Establish a structured surveillance program with the following frequency:

• Neuromuscular assessments every 6 months to monitor disease progression, similar to the monitoring approach used in other muscular dystrophies 5, 6
• Physical and occupational therapy evaluations every 4 months to assess functional status and adjust interventions 5
• Annual cardiac evaluation with ECG and echocardiogram starting at diagnosis, as cardiomyopathy can develop in muscular dystrophies 6
• Annual pulmonary function testing once respiratory symptoms emerge or functional decline accelerates 5

Physical and Occupational Therapy Interventions

The cornerstone of FSHD management is preventing secondary complications through targeted therapy:

• Range of motion assessments focusing on hip, knee, ankle joints, iliotibial band, hamstrings, and gastrocnemius in lower extremities; elbow, wrist, and long finger flexors in upper extremities 5
• Gentle stretching and low-resistance exercise to maintain muscle function without causing overwork damage 5
• Orthotic devices and splinting when contractures begin developing to preserve function 5
• Assistive devices including manual or electric wheelchairs, environmental controls, and adaptive equipment for activities of daily living as disease progresses 5

Critical pitfall to avoid: Aggressive strengthening exercises can accelerate muscle damage in FSHD; therapy should emphasize gentle activity and contracture prevention rather than intensive strengthening 5.

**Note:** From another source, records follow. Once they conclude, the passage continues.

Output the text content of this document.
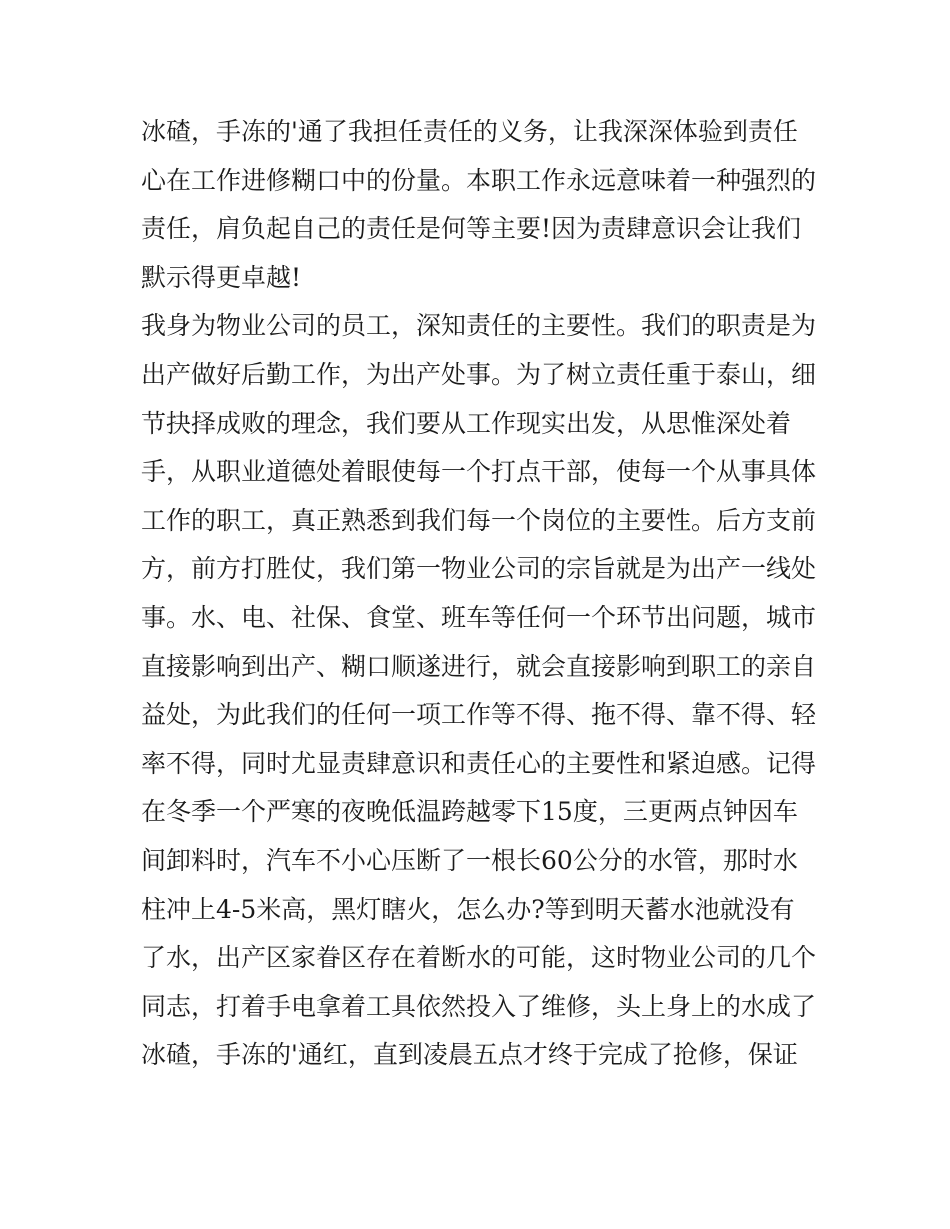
冰碴，手冻的'通了我担任责任的义务，让我深深体验到责任
心在工作进修糊口中的份量。本职工作永远意味着一种强烈的
责任，肩负起自己的责任是何等主要!因为责肆意识会让我们
默示得更卓越!
我身为物业公司的员工，深知责任的主要性。我们的职责是为
出产做好后勤工作，为出产处事。为了树立责任重于泰山，细
节抉择成败的理念，我们要从工作现实出发，从思惟深处着
手，从职业道德处着眼使每一个打点干部，使每一个从事具体
工作的职工，真正熟悉到我们每一个岗位的主要性。后方支前
方，前方打胜仗，我们第一物业公司的宗旨就是为出产一线处
事。水、电、社保、食堂、班车等任何一个环节出问题，城市
直接影响到出产、糊口顺遂进行，就会直接影响到职工的亲自
益处，为此我们的任何一项工作等不得、拖不得、靠不得、轻
率不得，同时尤显责肆意识和责任心的主要性和紧迫感。记得
在冬季一个严寒的夜晚低温跨越零下15度，三更两点钟因车
间卸料时，汽车不小心压断了一根长60公分的水管，那时水
柱冲上4-5米高，黑灯瞎火，怎么办?等到明天蓄水池就没有
了水，出产区家眷区存在着断水的可能，这时物业公司的几个
同志，打着手电拿着工具依然投入了维修，头上身上的水成了
冰碴，手冻的'通红，直到凌晨五点才终于完成了抢修，保证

Functional Assessment Tools

Monitor disease progression using standardized measures:

• Timed functional tests: 10-meter walk, Gowers' maneuver, climbing 4 stairs, rising from chair, 6-minute walk test during ambulatory phase 5
• Upper extremity function: Time to put on a shirt, self-care skills, writing, computer use as disease advances 5
• Validated scales: Vignos lower extremity scale, Brooke upper extremity scale, or motor function measures to track progression objectively 5

Pharmacological Considerations

Unlike Duchenne muscular dystrophy, glucocorticoids have not been proven effective in FSHD and are not recommended 5. The pathophysiology differs fundamentally—FSHD results from toxic gain-of-function of DUX4 protein rather than dystrophin deficiency 1, 3.

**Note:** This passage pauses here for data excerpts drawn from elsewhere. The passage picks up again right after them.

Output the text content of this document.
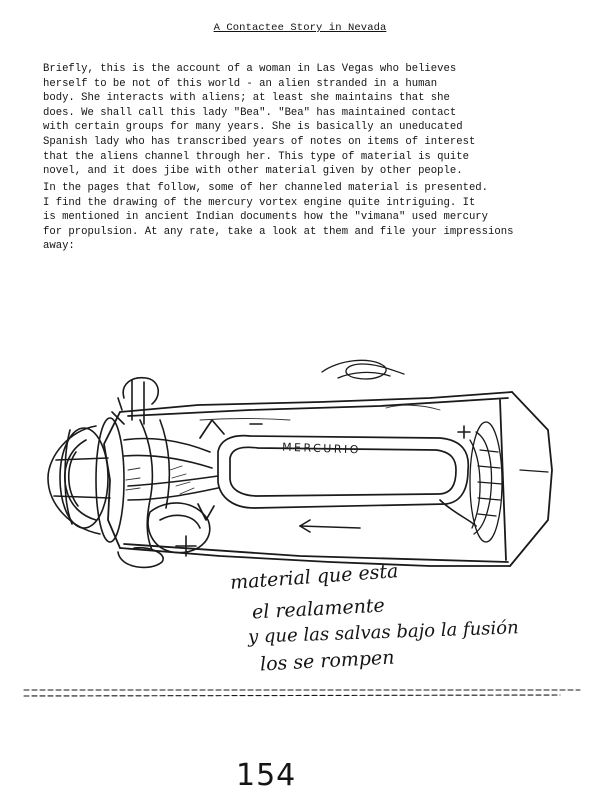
A Contactee Story in Nevada
Briefly, this is the account of a woman in Las Vegas who believes
herself to be not of this world - an alien stranded in a human
body. She interacts with aliens; at least she maintains that she
does. We shall call this lady "Bea". "Bea" has maintained contact
with certain groups for many years. She is basically an uneducated
Spanish lady who has transcribed years of notes on items of interest
that the aliens channel through her. This type of material is quite
novel, and it does jibe with other material given by other people.
In the pages that follow, some of her channeled material is presented.
I find the drawing of the mercury vortex engine quite intriguing. It
is mentioned in ancient Indian documents how the "vimana" used mercury
for propulsion. At any rate, take a look at them and file your impressions
away:
MERCURIO
material que esta
el realamente
y que las salvas bajo la fusión
los se rompen
154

No FDA-approved disease-modifying therapies currently exist for FSHD. Clinical trials are investigating potential treatments targeting DUX4 expression, but these remain experimental.

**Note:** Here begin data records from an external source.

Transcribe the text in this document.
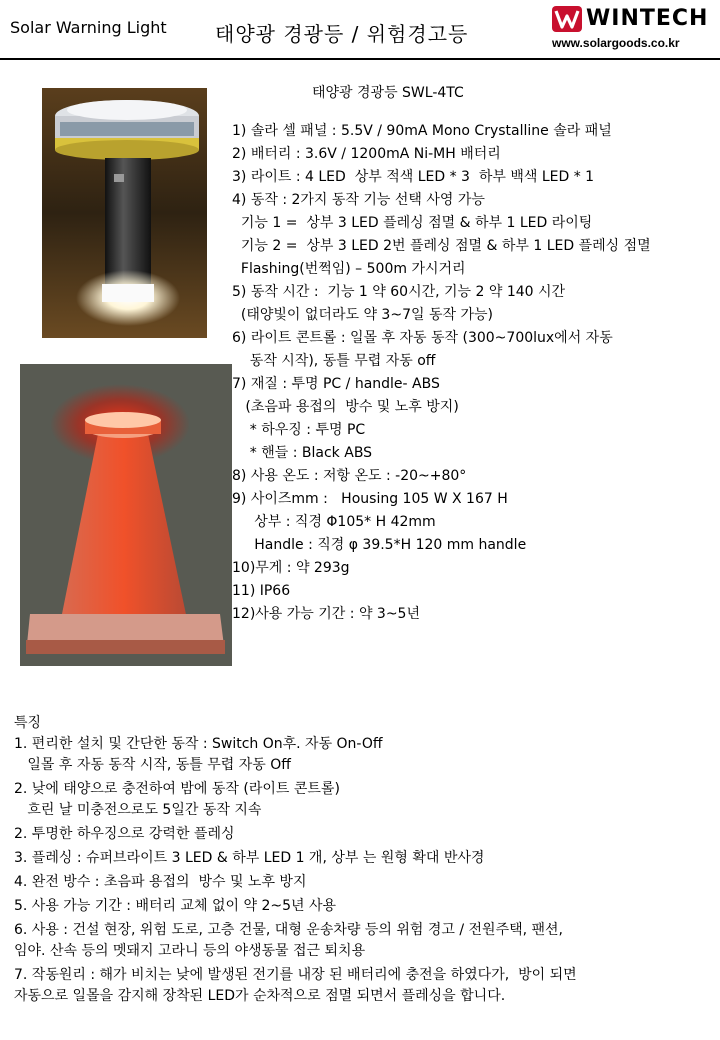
Solar Warning Light 태양광 경광등 / 위험경고등
WINTECH
www.solargoods.co.kr
태양광 경광등 SWL-4TC
1) 솔라 셀 패널 : 5.5V / 90mA Mono Crystalline 솔라 패널
2) 배터리 : 3.6V / 1200mA Ni-MH 배터리
3) 라이트 : 4 LED  상부 적색 LED * 3  하부 백색 LED * 1
4) 동작 : 2가지 동작 기능 선택 사영 가능
기능 1 =  상부 3 LED 플레싱 점멸 & 하부 1 LED 라이팅
기능 2 =  상부 3 LED 2번 플레싱 점멸 & 하부 1 LED 플레싱 점멸
Flashing(번쩍임) – 500m 가시거리
5) 동작 시간 :  기능 1 약 60시간, 기능 2 약 140 시간
(태양빛이 없더라도 약 3~7일 동작 가능)
6) 라이트 콘트롤 : 일몰 후 자동 동작 (300~700lux에서 자동
동작 시작), 동틀 무렵 자동 off
7) 재질 : 투명 PC / handle- ABS
(초음파 용접의  방수 및 노후 방지)
* 하우징 : 투명 PC
* 핸들 : Black ABS
8) 사용 온도 : 저항 온도 : -20~+80°
9) 사이즈mm :   Housing 105 W X 167 H
상부 : 직경 Φ105* H 42mm
Handle : 직경 φ 39.5*H 120 mm handle
10)무게 : 약 293g
11) IP66
12)사용 가능 기간 : 약 3~5년
특징
1. 편리한 설치 및 간단한 동작 : Switch On후. 자동 On-Off
일몰 후 자동 동작 시작, 동틀 무렵 자동 Off
2. 낮에 태양으로 충전하여 밤에 동작 (라이트 콘트롤)
흐린 날 미충전으로도 5일간 동작 지속
2. 투명한 하우징으로 강력한 플레싱
3. 플레싱 : 슈퍼브라이트 3 LED & 하부 LED 1 개, 상부 는 원형 확대 반사경
4. 완전 방수 : 초음파 용접의  방수 및 노후 방지
5. 사용 가능 기간 : 배터리 교체 없이 약 2~5년 사용
6. 사용 : 건설 현장, 위험 도로, 고층 건물, 대형 운송차량 등의 위험 경고 / 전원주택, 팬션,
임야. 산속 등의 멧돼지 고라니 등의 야생동물 접근 퇴치용
7. 작동원리 : 해가 비치는 낮에 발생된 전기를 내장 된 배터리에 충전을 하였다가,  방이 되면
자동으로 일몰을 감지해 장착된 LED가 순차적으로 점멸 되면서 플레싱을 합니다.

Cardiac and Respiratory Management

Proactive monitoring prevents life-threatening complications:

• Baseline and annual cardiac evaluation to detect cardiomyopathy or conduction abnormalities, which can occur in muscular dystrophies 5, 6
• Pulmonary function testing when forced vital capacity declines or respiratory symptoms develop 5
• Consider non-invasive ventilation if nocturnal hypoventilation or respiratory insufficiency develops 5

Genetic Counseling and Family Screening

All first-degree relatives require genetic counseling and consideration for testing:

• Female relatives should receive carrier testing, as FSHD shows autosomal dominant inheritance with variable penetrance 6, 7
• Family planning discussions should include prenatal diagnosis options 8
• Asymptomatic carriers may benefit from early monitoring even without clinical manifestations 4

Psychosocial Support

Provide continuous education and realistic expectations about disease course:

• Connect patients with FSHD patient organizations for peer support and resources 8
• Address psychological impact of progressive disability and functional losses 5
• Discuss workplace accommodations and disability planning as disease advances 5

Emerging Therapies

While no approved treatments exist, patients should be informed about ongoing clinical trials investigating DUX4-targeted therapies, as the understanding of FSHD pathogenesis through DUX4 expression has opened potential therapeutic avenues 1, 3.